Having a HPA configuration of 50%
average CPU
kubectl autoscale deployment php-apache --cpu-percent=50 --min=1 --max=10
I found the problem that I have only one
pod receiving traffic so the CPU
is higher than 50%
of request cpu.
Then start auto scaling up new pods, but those sometimes are not receiving yet any traffic, so the cpu consumption is very low.
My expectations was to see those pods that dont use any cpu to be scale down at some point(how much it should take?), but it's not happening, and I believe the reason is, that first condition of one pod cpu use, higher than 50% is forcing to keep those pods up.
What I need is to scale up/down those pods, until they can start receiving traffic, which it depends on in which node they are deployed.

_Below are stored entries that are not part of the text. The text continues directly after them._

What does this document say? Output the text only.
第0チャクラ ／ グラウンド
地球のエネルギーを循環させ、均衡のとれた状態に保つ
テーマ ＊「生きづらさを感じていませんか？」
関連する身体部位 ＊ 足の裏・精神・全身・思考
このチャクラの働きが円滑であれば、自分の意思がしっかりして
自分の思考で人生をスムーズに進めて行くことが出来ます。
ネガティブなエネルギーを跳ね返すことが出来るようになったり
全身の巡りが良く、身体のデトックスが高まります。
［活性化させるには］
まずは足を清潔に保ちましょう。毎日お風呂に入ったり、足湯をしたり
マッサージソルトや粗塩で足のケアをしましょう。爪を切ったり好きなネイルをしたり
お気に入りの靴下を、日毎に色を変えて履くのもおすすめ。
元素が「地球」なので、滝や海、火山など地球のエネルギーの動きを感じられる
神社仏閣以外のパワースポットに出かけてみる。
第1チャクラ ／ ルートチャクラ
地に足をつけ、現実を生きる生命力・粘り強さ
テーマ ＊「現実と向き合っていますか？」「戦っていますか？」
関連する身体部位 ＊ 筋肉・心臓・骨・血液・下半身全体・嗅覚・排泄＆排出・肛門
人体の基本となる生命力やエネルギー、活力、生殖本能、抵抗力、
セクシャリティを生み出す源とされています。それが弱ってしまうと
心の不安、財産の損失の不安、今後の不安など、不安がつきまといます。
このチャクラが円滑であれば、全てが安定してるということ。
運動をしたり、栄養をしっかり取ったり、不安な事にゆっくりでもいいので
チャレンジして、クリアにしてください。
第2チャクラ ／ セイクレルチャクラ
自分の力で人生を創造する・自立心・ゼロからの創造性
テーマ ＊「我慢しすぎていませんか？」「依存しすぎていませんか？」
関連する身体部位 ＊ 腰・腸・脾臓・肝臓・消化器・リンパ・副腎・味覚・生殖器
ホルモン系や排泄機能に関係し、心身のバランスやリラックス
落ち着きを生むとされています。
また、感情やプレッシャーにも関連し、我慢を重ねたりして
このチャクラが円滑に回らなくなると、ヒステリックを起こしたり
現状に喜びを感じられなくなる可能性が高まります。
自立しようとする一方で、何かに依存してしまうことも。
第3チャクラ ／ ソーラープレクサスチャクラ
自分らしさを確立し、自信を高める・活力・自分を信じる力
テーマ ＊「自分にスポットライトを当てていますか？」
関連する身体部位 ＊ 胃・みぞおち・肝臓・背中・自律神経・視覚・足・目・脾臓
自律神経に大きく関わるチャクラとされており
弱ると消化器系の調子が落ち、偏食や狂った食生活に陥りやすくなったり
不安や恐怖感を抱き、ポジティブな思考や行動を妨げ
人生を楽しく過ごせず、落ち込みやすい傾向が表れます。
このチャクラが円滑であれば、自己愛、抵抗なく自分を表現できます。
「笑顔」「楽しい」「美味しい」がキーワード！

Any suggestion of how to accomplish this issue?
HPA CPU Utilization:
The targetCPUUtilizationPercentage of 50 means that if average CPU utilization across all Pods goes up above 50% then HPA would scale up the deployment and if the average CPU utilization across all Pods goes below 50% then HPA would scale down the deployment if the number of replicas are more than 1. This is how it works,
I just checked the code and found that targetUtilization percentage calculation uses resource request. You can refer to below code:
Here is the link https://github.com/kubernetes/kubernetes/blob/v1.9.0/pkg/controller/podautoscaler/metrics/utilization.go#L49
There is an official walkthrough focusing on HPA and it's scaling:
Kubernetes.io: Docs: Tasks: Run application: Horizontal pod autoscale: Walkthrough
You could use newly introduced fields like
behavior
andstabilizationWindowSeconds
to your workload to your specific needs.